The Drake Can ruined my perfect limit of BLUE BILLED ducks! :lol:










DiverFreak


----------



## Clarq (Jul 21, 2011)

I'd be happy to let a Drake Canvasback ruin any sort of limit (although I never need to worry about that).


----------



## LETTER-RIP (Sep 14, 2007)

Nice looking redheads.


----------



## katorade (Sep 23, 2007)

Stud Pinnies, Stud Wigeons, and Stud Redheads, and a stupid stud Canvasback!


----------



## paddler (Jul 17, 2009)

Nice, Tony. Beautiful birds!!


----------



## NothinButGreen (Dec 4, 2010)

One day I wanna be like you tony! Nice haul!


----------



## 357bob (Sep 30, 2007)

Man, the colors a beautiful. I also wouldn't mind being Tony, just for a day.


----------



## kailey29us (May 26, 2011)

Nice pile of birds, I think thats a problem every waterfowl hunter would be happy to have.


----------



## stuckduck (Jan 31, 2008)

First time a Can has ruined a limit of yours!!!!

looks good


----------



## gooseblaster (Sep 2, 2009)

Good looking birds! Very nice!


----------



## utahgolf (Sep 8, 2007)

nice widgeon


----------



## Mud (Oct 28, 2011)

Can't complain about that I'd love to shoot them any day nice job.


----------



## Donttreadonme (Sep 11, 2007)

That is a pretty good limit. Too bad that stupid Can got taken out.


----------



## shaner (Nov 30, 2007)

357BOB,

I love your signature line, that cracked me up!
I lost my entire hand in an embarrassing gun accident, I know how you feel.

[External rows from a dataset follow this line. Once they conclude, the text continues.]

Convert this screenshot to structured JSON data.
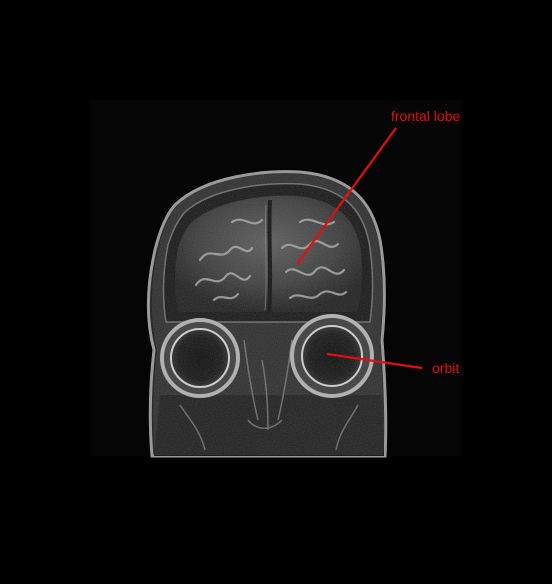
{
  "figure": {
    "background_color": "#000000",
    "annotation_color": "#e01010",
    "annotations": [
      {
        "id": "frontal-lobe",
        "text": "frontal lobe"
      },
      {
        "id": "orbit",
        "text": "orbit"
      }
    ]
  }
}
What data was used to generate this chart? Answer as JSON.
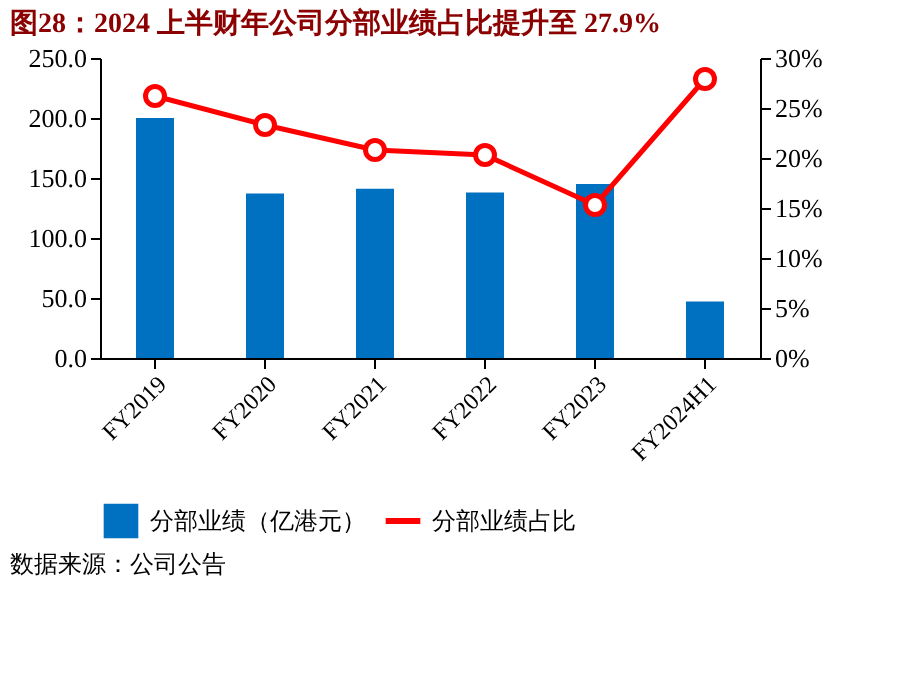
{
  "chart_data": {
    "type": "bar",
    "title": "图28：2024 上半财年公司分部业绩占比提升至 27.9%",
    "categories": [
      "FY2019",
      "FY2020",
      "FY2021",
      "FY2022",
      "FY2023",
      "FY2024H1"
    ],
    "series": [
      {
        "name": "分部业绩（亿港元）",
        "color": "#0070c0",
        "values": [
          200,
          137,
          141,
          138,
          145,
          47
        ]
      },
      {
        "name": "分部业绩占比",
        "type": "line",
        "axis": "y2",
        "color": "#ff0000",
        "marker": "circle",
        "values": [
          26.2,
          23.3,
          20.8,
          20.3,
          15.3,
          27.9
        ]
      }
    ],
    "ylim": [
      0,
      250
    ],
    "yticks": [
      {
        "value": 0,
        "label": "0.0"
      },
      {
        "value": 50,
        "label": "50.0"
      },
      {
        "value": 100,
        "label": "100.0"
      },
      {
        "value": 150,
        "label": "150.0"
      },
      {
        "value": 200,
        "label": "200.0"
      },
      {
        "value": 250,
        "label": "250.0"
      }
    ],
    "y2lim": [
      0,
      30
    ],
    "y2ticks": [
      {
        "value": 0,
        "label": "0%"
      },
      {
        "value": 5,
        "label": "5%"
      },
      {
        "value": 10,
        "label": "10%"
      },
      {
        "value": 15,
        "label": "15%"
      },
      {
        "value": 20,
        "label": "20%"
      },
      {
        "value": 25,
        "label": "25%"
      },
      {
        "value": 30,
        "label": "30%"
      }
    ],
    "legend": "bottom",
    "grid": false,
    "annotations": [
      "数据来源：公司公告"
    ]
  }
}
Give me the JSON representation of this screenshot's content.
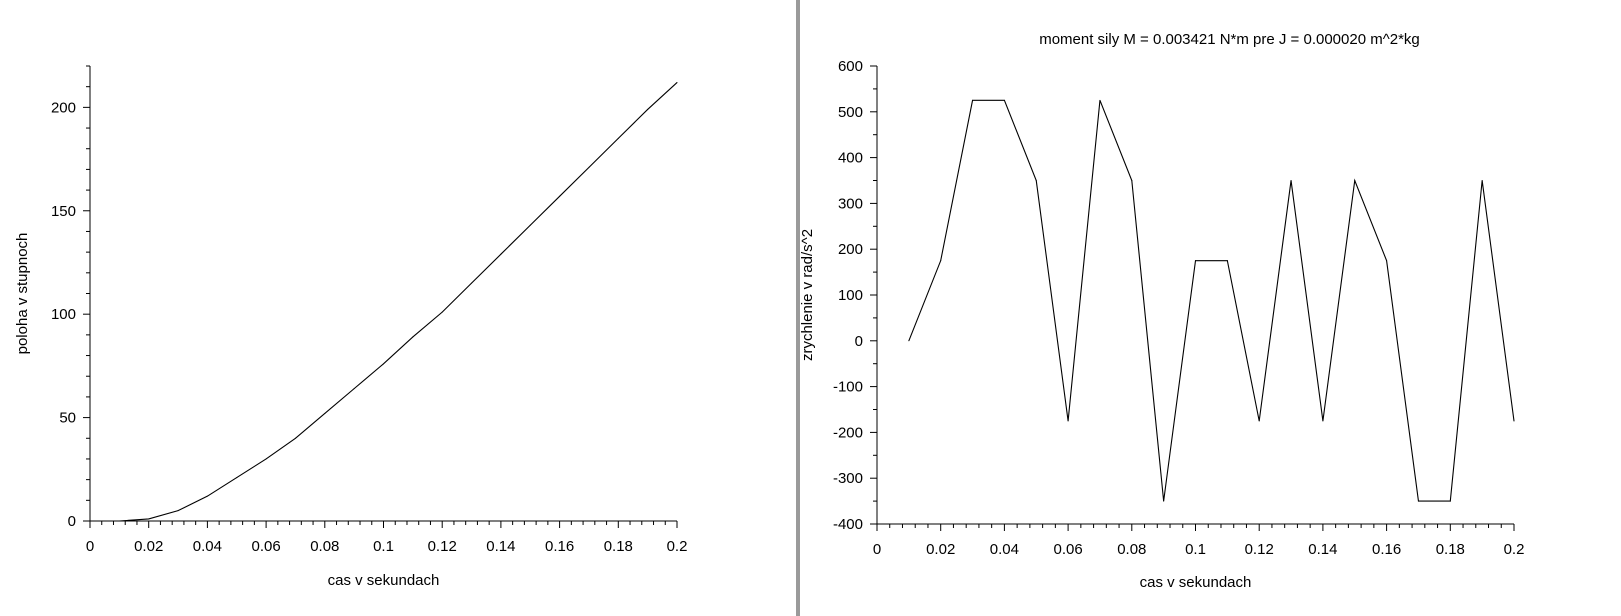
{
  "chart_data": [
    {
      "type": "line",
      "title": "",
      "xlabel": "cas v sekundach",
      "ylabel": "poloha v stupnoch",
      "xlim": [
        0,
        0.2
      ],
      "ylim": [
        0,
        220
      ],
      "xticks": [
        "0",
        "0.02",
        "0.04",
        "0.06",
        "0.08",
        "0.1",
        "0.12",
        "0.14",
        "0.16",
        "0.18",
        "0.2"
      ],
      "yticks": [
        "0",
        "50",
        "100",
        "150",
        "200"
      ],
      "grid": false,
      "series": [
        {
          "x": [
            0.01,
            0.02,
            0.03,
            0.04,
            0.05,
            0.06,
            0.07,
            0.08,
            0.09,
            0.1,
            0.11,
            0.12,
            0.13,
            0.14,
            0.15,
            0.16,
            0.17,
            0.18,
            0.19,
            0.2
          ],
          "y": [
            0,
            1,
            5,
            12,
            21,
            30,
            40,
            52,
            64,
            76,
            89,
            101,
            115,
            129,
            143,
            157,
            171,
            185,
            199,
            212
          ]
        }
      ]
    },
    {
      "type": "line",
      "title": "moment sily M = 0.003421 N*m pre J = 0.000020 m^2*kg",
      "xlabel": "cas v sekundach",
      "ylabel": "zrychlenie v rad/s^2",
      "xlim": [
        0,
        0.2
      ],
      "ylim": [
        -400,
        600
      ],
      "xticks": [
        "0",
        "0.02",
        "0.04",
        "0.06",
        "0.08",
        "0.1",
        "0.12",
        "0.14",
        "0.16",
        "0.18",
        "0.2"
      ],
      "yticks": [
        "-400",
        "-300",
        "-200",
        "-100",
        "0",
        "100",
        "200",
        "300",
        "400",
        "500",
        "600"
      ],
      "grid": false,
      "series": [
        {
          "x": [
            0.01,
            0.02,
            0.03,
            0.04,
            0.05,
            0.06,
            0.07,
            0.08,
            0.09,
            0.1,
            0.11,
            0.12,
            0.13,
            0.14,
            0.15,
            0.16,
            0.17,
            0.18,
            0.19,
            0.2
          ],
          "y": [
            0,
            175,
            525,
            525,
            350,
            -175,
            525,
            350,
            -350,
            175,
            175,
            -175,
            350,
            -175,
            350,
            175,
            -350,
            -350,
            350,
            -175
          ]
        }
      ]
    }
  ]
}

Please keep up the sense of humor and enjoy every minute out there, Shane


----------



## time4hunt (Oct 4, 2011)

Very nice limit. Very colorfull


----------



## dkhntrdstn (Sep 7, 2007)

Nice job there Tony.


----------



## Pumpgunner (Jan 12, 2010)

Now that's just not fair.


----------



## Dr. Decoy (May 4, 2008)

Show off! Awesome hunt!


----------